Ce qui se passe dans la classe
En tant que parent, on peut penser à tors que nous sommes conscients de la réalité des professeurs en classe, puisque nous avons nous-mêmes été élève et que nous avons côtoyé notre lot de professeurs (des bons, et des moins bons!). Cette « expérience », combinée au désir que notre enfant ait un cheminement scolaire agréable et enrichissant, peut parfois créer beaucoup d’incompréhension envers le travail des profs. « On voit toutes sortes d’affaires en milieu scolaire. Parfois, j’entends chialer des parents; j’aimerais les inviter à passer des journées avec nous pour mieux comprendre l’ampleur de la tâche. On ne s’occupe pas juste de leur apprendre 2+2=4 à ces cocos. L’école est réellement une extension de la maison.

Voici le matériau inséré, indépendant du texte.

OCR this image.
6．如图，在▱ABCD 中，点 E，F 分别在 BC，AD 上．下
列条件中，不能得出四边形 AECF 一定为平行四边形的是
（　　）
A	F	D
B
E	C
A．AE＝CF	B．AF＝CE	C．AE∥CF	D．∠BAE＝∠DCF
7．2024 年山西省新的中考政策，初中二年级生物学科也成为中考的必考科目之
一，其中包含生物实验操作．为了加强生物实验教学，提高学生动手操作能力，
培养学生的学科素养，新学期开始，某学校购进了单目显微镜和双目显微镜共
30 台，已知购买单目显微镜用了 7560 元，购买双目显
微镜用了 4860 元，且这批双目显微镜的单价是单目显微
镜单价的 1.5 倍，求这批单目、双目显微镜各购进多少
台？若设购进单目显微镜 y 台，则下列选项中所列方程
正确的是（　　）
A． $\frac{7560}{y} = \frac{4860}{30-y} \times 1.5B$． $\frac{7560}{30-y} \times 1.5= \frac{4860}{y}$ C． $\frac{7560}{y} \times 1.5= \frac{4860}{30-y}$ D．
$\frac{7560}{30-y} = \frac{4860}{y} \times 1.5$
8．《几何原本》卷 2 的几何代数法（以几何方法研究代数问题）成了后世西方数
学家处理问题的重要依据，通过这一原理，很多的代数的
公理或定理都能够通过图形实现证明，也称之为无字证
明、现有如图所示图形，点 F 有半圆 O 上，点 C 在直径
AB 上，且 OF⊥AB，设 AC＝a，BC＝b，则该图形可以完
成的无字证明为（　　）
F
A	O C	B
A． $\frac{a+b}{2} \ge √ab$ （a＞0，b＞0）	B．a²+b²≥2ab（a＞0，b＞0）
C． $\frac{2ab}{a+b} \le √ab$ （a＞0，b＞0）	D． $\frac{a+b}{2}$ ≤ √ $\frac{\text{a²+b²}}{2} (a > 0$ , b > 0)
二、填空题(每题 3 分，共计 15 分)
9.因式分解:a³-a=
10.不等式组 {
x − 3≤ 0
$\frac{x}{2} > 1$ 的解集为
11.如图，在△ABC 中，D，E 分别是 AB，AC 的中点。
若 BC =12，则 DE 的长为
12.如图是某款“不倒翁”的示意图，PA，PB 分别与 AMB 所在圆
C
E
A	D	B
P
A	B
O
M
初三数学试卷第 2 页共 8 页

On demande aux profs de tout ramasser ce beau monde tellement différent les uns des autres et faire quelque chose de pertinent et profitable. Pas toujours évident... », nous raconte une enseignante du primaire.
La médaille a toujours 2 côtés!
En effet, c’est bien facile de reprocher aux professeurs de ne pas répondre rapidement à votre message, ou de critiquer les listes scolaires en les trouvant excessives, mais pour la plupart, nous ne savons pas vraiment ce qui se passe dans la classe de notre enfant, ni quels genres de personnalités le prof a à gérer simultanément ni les raisons de certaines demandes. « Une année, dans ma classe de 22 élèves, il y en avait 11 en échec en lecture (et certains d’entre eux aussi en écriture et math). Dans cette même classe, je devais appliquer 12 plans d’intervention pour des difficultés diverses. J’accueillais 3 élèves médicamentés pour un TDA, 1 hyperactif non médicamenté, 1 élève en trouble de comportement, 2 dyslexiques, 1 dysphasique et 1 en trouble envahissant de développement. En plus d’avoir à gérer tout ça quotidiennement, je devais justifier les résultats de mes élèves auprès de la direction, car la convention de gestion des écoles amène les directions à comparer les résultats des écoles entre elles et par rapport à la moyenne nationale. Quand la classe d’un prof fait mal paraître l’école ou fait baisser la moyenne de la commission scolaire, on sent vite la pression monter. On veut plus de gestion, plus de planification, plus d’interventions, plus d’encadrement... Ce qui, finalement, augmente sans cesse la charge de l’enseignant qui se trouve bien démuni avec de telles compositions de classe et le service spécialisé insuffisant. Ce n’est pas juste un grand titre du Journal de Montréal. C’est une réalité criante des classes d’aujourd’hui et ça devrait soulever beaucoup plus d’inquiétudes que ça n’en soulève présentement. Malheureusement, je ne sens pas de volonté réelle de la part des hautes instances d’apporter des changements fonctionnels à cette situation. Par exemple, on ferme des classes d’adaptation scolaire sous prétexte que la clientèle en difficultés est en baisse. On s’en félicite à tous vents, aussi. Mais ce n’est pas parce que la clientèle baisse, c’est parce qu’elle est diluée dans les classes régulières! C’est parfois profondément démotivant », nous confie une autre enseignante.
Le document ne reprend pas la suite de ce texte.